Making his opening statement for the defence of his client, Maroufa Diabira, lead defence counsel for the accused from Mauritanian said ‘Gisagara sub-prefect in Butare prefecture was not spared by the massacres and ruled out his client's involvement in the slaughter.
He said it was not possible that his client who served his nation well all of the sudden became a ‘'monster'' after April 6, 1994.
In another development, a former soldier with the Rwandan Non-Commissioned Officers School (ESO), Thursday denied that the commanders of the neighboring military camps attended a meeting at the school where soldiers were later ordered to rape and kill Tutsi women on April 7, 1994, just a day after the death of the former Rwandan President, Juvenal Habyarimana.

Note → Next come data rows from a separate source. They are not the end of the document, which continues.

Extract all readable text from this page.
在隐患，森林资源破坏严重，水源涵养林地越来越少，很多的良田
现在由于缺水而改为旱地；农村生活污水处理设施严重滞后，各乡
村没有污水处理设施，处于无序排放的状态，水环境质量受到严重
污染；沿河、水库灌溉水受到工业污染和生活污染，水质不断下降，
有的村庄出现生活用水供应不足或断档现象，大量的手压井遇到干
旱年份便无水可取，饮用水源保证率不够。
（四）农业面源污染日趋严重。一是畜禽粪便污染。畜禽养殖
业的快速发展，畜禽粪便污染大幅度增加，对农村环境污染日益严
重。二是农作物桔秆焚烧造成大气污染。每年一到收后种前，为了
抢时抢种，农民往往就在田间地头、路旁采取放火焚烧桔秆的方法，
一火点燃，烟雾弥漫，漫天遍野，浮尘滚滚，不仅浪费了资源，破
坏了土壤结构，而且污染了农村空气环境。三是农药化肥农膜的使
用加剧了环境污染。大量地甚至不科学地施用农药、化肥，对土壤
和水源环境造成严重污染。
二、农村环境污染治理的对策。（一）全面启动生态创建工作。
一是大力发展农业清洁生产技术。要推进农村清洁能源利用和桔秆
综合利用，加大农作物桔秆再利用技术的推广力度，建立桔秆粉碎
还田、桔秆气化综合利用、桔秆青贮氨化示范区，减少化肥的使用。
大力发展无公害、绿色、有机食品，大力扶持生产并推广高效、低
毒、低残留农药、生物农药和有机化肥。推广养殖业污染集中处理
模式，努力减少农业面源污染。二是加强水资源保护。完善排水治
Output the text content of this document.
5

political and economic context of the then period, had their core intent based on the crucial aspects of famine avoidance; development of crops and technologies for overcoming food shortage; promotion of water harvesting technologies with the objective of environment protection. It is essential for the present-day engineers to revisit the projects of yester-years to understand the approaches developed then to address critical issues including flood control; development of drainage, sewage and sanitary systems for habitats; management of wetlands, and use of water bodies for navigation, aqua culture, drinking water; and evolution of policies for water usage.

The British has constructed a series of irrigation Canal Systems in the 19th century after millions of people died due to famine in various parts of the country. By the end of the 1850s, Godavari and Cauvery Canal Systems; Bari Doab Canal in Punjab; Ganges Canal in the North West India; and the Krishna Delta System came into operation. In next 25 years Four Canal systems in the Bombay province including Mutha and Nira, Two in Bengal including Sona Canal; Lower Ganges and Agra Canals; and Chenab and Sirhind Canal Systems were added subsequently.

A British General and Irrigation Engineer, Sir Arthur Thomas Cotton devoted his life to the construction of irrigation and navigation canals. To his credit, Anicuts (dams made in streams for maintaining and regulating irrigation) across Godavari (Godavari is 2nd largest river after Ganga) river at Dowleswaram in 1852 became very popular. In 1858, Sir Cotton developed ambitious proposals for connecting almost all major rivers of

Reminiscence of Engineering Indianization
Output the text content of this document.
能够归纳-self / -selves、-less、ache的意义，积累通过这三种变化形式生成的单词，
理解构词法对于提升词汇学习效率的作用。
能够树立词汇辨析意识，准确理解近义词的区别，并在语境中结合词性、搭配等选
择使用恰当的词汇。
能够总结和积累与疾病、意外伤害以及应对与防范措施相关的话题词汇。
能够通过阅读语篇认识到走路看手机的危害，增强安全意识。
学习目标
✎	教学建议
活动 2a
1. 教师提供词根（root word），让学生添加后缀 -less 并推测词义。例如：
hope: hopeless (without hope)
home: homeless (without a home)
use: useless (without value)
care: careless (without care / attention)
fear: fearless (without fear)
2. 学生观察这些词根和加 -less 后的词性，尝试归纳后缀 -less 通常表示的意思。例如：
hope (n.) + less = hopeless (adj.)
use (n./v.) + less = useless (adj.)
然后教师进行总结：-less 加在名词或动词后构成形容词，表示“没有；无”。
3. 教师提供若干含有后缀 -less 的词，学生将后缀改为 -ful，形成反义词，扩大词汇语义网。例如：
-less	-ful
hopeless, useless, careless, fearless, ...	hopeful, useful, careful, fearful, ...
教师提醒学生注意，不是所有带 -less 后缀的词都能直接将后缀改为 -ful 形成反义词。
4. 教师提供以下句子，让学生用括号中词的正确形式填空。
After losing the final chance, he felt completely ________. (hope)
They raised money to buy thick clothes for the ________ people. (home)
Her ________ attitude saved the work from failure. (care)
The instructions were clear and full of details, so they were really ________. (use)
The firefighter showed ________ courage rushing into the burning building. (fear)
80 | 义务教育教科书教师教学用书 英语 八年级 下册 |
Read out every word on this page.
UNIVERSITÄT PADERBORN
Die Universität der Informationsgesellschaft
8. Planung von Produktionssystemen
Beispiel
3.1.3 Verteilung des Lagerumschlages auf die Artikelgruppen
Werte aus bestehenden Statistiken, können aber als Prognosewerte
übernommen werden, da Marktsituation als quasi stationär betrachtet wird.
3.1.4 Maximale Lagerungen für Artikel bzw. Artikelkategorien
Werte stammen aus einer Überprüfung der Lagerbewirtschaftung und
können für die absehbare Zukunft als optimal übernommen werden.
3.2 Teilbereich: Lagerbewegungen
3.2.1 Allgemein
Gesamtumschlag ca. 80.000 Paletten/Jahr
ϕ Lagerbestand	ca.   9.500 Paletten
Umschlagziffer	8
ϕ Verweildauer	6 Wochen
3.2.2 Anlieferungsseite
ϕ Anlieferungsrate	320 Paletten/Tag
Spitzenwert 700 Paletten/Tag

The witness, code-named ‘'BTN'' to conceal his identity, was testifying for the defence of the former Commander of Ngoma Military Camp in Butare prefecture, southern Rwanda, Idelphonse Hategekimana, who is facing charges of genocide, crimes against humanity and direct and public incitement to commit genocide, before the UN Tribunal.
Most part of the evidence of the witness, the second for the defence in this session, was mostly held behind closed doors.
The genocide-accused Gregoire Ndahimana, who was arrested last month in the Democratic Republic of Congo (DRC), will make an initial appearance on Monday before the Arusha-based International Criminal Tribunal for Rwanda (ICTR), the UN Court's Spokesman, Roland Amoussouga, confirmed Thursday.
The ICTR Prosecutor ICTR, Justice Hassan Jallow, has commended the Democratic Republic of Congo (DRC) for arresting and swiftly transferring genocide accused Gregoire Ndahimana to the UN Tribunal's headquarters to face a trial.
Ndahimana was brought aboard a special UN plane on Sunday.
Ndahimana, who was Mayor of Rwandan town of Kivumu in 1994, was arrested on August 11 during operations against Rwandan rebels in North Kivu in the eastern Congo. He is wanted for helping organize the 1994 Rwandan genocide.
On Monday, the ICTR Appeals Chamber will commence the hearing of three appeal cases.
The appeal of Protais Zigiranyirazo, former brother-in-law of Rwandan President Juevenal Habyarimana, is scheduled for hearing on September 28; former Rwandan prosecutor, Simeon Nshamihigo is set for September 29 and the third, which involves the former Rwandan renowned musician, Simon Bikindi, will be heard on September 30.